Pedindo atenção as pedras da rua que sustentam meu passo, esperando um bom dia das paredes cheias de cicatrizes, sussurrando no ouvido do vento os dilemas de temas de uma cena imutável, observando o teto com seus olhos vidrados no chão.

Mas tento seguir para ver se consigo sair, pelo menos de mim mesmo. Deixar de lado os pertences já herdados no ventre. A cama macia, o prato esmaltado, a velha roupa colorida, as virgens que cultuam o dia ensolarado, as prostitutas que deslizam pela noite nebulosa, minhas meias rasgadas, as teclas do micro, o carinho da mãe, o apelo dos amigos.

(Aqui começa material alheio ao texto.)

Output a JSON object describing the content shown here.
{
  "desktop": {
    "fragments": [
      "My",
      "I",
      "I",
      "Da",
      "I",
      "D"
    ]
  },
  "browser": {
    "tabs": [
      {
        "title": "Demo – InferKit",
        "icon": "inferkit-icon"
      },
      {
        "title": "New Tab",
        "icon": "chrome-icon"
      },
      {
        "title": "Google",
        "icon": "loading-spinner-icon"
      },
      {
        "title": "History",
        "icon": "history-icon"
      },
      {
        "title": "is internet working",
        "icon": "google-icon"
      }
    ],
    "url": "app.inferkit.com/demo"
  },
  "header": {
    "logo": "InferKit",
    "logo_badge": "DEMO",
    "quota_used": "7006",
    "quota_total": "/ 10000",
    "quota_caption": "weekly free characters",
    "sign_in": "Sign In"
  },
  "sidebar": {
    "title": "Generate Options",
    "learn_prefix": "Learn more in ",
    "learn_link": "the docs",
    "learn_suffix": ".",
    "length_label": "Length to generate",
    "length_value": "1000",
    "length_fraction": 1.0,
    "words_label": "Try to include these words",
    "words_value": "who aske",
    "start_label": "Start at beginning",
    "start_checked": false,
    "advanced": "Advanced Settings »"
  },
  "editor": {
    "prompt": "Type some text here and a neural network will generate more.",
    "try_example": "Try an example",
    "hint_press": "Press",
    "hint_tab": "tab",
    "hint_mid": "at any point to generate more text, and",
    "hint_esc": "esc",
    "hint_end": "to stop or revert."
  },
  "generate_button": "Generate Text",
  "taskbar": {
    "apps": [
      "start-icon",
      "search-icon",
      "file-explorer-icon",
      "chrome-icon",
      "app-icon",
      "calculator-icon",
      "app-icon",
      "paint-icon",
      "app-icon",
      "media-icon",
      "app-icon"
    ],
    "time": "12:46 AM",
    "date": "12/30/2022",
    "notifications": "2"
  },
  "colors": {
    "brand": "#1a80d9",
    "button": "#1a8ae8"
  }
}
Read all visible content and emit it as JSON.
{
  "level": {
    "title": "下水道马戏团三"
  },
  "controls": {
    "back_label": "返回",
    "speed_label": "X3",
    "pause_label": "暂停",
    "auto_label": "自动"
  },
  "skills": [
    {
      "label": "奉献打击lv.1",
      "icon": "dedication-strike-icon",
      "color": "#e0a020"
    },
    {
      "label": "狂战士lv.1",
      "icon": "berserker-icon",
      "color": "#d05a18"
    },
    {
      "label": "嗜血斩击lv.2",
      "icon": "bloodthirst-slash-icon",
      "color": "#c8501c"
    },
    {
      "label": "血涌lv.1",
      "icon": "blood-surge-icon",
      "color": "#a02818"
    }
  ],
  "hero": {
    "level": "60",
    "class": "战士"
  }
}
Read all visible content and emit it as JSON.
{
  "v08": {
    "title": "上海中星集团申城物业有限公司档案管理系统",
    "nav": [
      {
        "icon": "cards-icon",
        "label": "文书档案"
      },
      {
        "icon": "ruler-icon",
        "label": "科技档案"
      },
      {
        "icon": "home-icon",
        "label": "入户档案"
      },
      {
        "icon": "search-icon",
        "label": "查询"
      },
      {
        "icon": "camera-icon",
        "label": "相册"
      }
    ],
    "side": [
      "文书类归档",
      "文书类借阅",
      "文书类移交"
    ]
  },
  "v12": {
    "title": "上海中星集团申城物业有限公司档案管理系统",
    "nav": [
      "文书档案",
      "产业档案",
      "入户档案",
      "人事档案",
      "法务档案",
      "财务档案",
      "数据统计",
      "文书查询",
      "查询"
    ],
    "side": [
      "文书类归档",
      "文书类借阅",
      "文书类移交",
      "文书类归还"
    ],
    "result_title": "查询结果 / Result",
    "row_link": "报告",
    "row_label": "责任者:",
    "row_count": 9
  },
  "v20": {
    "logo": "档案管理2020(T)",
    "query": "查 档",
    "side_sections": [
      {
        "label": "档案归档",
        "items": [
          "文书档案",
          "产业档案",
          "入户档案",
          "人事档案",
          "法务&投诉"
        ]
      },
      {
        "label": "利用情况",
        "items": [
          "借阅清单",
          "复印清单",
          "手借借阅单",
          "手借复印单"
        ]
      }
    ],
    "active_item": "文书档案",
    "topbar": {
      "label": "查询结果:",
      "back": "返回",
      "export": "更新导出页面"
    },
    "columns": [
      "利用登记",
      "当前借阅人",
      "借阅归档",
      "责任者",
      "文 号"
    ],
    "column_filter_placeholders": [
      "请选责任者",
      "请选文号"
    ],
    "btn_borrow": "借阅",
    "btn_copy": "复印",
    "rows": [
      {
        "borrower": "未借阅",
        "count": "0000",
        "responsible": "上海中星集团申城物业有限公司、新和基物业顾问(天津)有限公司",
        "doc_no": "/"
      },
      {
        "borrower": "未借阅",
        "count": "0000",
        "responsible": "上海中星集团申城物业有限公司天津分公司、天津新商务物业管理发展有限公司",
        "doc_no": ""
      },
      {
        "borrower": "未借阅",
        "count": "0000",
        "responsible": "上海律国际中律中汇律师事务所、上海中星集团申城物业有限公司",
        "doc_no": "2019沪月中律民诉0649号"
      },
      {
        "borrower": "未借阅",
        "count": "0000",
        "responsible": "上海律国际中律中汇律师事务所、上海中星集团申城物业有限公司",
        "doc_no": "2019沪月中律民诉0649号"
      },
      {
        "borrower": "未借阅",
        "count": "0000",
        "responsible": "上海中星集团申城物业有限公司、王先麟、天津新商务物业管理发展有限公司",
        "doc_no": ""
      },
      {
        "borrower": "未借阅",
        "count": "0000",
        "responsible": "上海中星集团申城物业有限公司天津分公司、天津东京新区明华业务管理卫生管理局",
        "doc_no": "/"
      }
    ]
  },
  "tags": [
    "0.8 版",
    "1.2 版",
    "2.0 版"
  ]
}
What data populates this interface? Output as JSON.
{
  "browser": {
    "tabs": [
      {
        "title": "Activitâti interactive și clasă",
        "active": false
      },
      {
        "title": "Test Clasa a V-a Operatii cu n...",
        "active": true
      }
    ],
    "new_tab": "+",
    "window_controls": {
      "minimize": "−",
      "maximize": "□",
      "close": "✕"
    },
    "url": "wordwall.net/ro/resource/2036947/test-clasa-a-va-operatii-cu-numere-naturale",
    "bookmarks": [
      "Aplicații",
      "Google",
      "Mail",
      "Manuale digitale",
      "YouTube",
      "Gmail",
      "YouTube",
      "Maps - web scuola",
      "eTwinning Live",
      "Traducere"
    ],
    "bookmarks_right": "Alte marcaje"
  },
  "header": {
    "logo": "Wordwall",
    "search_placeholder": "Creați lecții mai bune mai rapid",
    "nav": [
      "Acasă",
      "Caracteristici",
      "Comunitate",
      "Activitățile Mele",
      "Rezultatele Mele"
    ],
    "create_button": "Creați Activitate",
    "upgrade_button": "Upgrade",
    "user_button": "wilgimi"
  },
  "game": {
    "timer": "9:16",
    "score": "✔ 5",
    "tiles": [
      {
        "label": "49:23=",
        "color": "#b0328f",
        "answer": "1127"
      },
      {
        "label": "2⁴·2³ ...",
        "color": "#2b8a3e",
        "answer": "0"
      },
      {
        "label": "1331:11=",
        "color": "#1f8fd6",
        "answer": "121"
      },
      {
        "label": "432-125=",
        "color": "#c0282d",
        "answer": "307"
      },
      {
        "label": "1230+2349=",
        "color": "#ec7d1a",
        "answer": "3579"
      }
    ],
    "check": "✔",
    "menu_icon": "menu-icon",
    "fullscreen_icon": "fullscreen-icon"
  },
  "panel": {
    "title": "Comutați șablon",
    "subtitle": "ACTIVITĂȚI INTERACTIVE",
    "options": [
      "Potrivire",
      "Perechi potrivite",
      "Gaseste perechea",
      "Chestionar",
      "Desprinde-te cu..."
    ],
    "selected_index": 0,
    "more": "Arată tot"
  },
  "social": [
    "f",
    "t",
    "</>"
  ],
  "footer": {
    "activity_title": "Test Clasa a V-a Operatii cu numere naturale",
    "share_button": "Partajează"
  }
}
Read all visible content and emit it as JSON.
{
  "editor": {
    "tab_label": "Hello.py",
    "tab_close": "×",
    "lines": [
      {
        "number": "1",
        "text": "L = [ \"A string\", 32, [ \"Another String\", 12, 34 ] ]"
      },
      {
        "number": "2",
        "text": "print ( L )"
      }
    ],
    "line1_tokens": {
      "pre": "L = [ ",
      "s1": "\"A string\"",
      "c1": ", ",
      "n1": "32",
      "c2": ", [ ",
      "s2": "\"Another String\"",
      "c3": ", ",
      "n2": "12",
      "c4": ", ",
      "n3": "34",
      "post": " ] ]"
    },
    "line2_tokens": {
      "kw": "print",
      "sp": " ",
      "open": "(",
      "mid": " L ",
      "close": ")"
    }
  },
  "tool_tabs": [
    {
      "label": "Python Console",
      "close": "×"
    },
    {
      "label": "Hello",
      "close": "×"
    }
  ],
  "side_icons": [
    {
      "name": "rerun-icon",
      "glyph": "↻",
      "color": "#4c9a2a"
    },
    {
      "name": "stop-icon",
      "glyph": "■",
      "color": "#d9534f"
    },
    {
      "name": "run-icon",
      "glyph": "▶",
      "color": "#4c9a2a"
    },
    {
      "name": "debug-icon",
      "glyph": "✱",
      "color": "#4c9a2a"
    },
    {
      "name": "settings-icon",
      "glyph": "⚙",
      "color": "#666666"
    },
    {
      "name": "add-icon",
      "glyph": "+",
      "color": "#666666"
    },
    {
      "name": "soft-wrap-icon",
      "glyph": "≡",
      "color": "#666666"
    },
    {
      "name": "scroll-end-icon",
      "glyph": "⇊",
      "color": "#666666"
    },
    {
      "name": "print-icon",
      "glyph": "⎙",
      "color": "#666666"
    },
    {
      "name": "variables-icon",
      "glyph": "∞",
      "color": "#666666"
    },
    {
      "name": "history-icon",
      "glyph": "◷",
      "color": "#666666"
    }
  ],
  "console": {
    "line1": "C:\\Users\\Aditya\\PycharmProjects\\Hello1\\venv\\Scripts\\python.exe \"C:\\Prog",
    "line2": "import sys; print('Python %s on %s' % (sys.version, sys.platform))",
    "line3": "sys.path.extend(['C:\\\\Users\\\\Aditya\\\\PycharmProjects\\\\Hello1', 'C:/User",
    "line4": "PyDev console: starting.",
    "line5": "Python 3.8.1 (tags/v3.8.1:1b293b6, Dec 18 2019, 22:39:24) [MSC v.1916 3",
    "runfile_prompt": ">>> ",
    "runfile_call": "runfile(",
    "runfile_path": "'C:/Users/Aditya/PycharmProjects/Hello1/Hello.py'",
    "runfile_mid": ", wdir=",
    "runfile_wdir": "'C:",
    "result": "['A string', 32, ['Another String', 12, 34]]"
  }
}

O voto inútil, o magnetismo do cartão bancário que te suga como um imã para as maquininhas de vorazes algarismos, as bolsas cheias de muambas, as parafernalhas moldadas nas fornalhas de um sistema sem eira nem beira.

Vamos andar sem destino, percorrer o horizonte, fazer calos nos pés e deixa-los noduosos, sujar as mãos de terra preta, alimentar-se do destino sentado na mesa do tempo, transcender como a luz que ilumina seu rosto amassado na manhã fria, gritar para os que ainda tem ouvidos comer o pão dormido dos mendigos, dormir no relento e ver a luz das estrelas encravadas naquele céu que dizem que tem um só dono. Encontrar novas almas que sintam o que sinto, lavar o rosto em nascentes para clarear as idéias mortas, surgir de repente num repente sem arrepender-me no dia seguinte. Olhar fundo nos olhos deles e chama-los de indiferentes, sacudir a poeira dos restos que ficaram e lembrar que o que deixei nunca me pertenceu, são deles também. Percorrer desvendáveis caminhos, ser alternativo sem alternativas, dormir dentro do vagão cheio de carvão, dividir o que não é meu com as “traias” que encontrarmos pela vasta imensidão. Saudar os amigos que surgiram da abnegação de seus pertences.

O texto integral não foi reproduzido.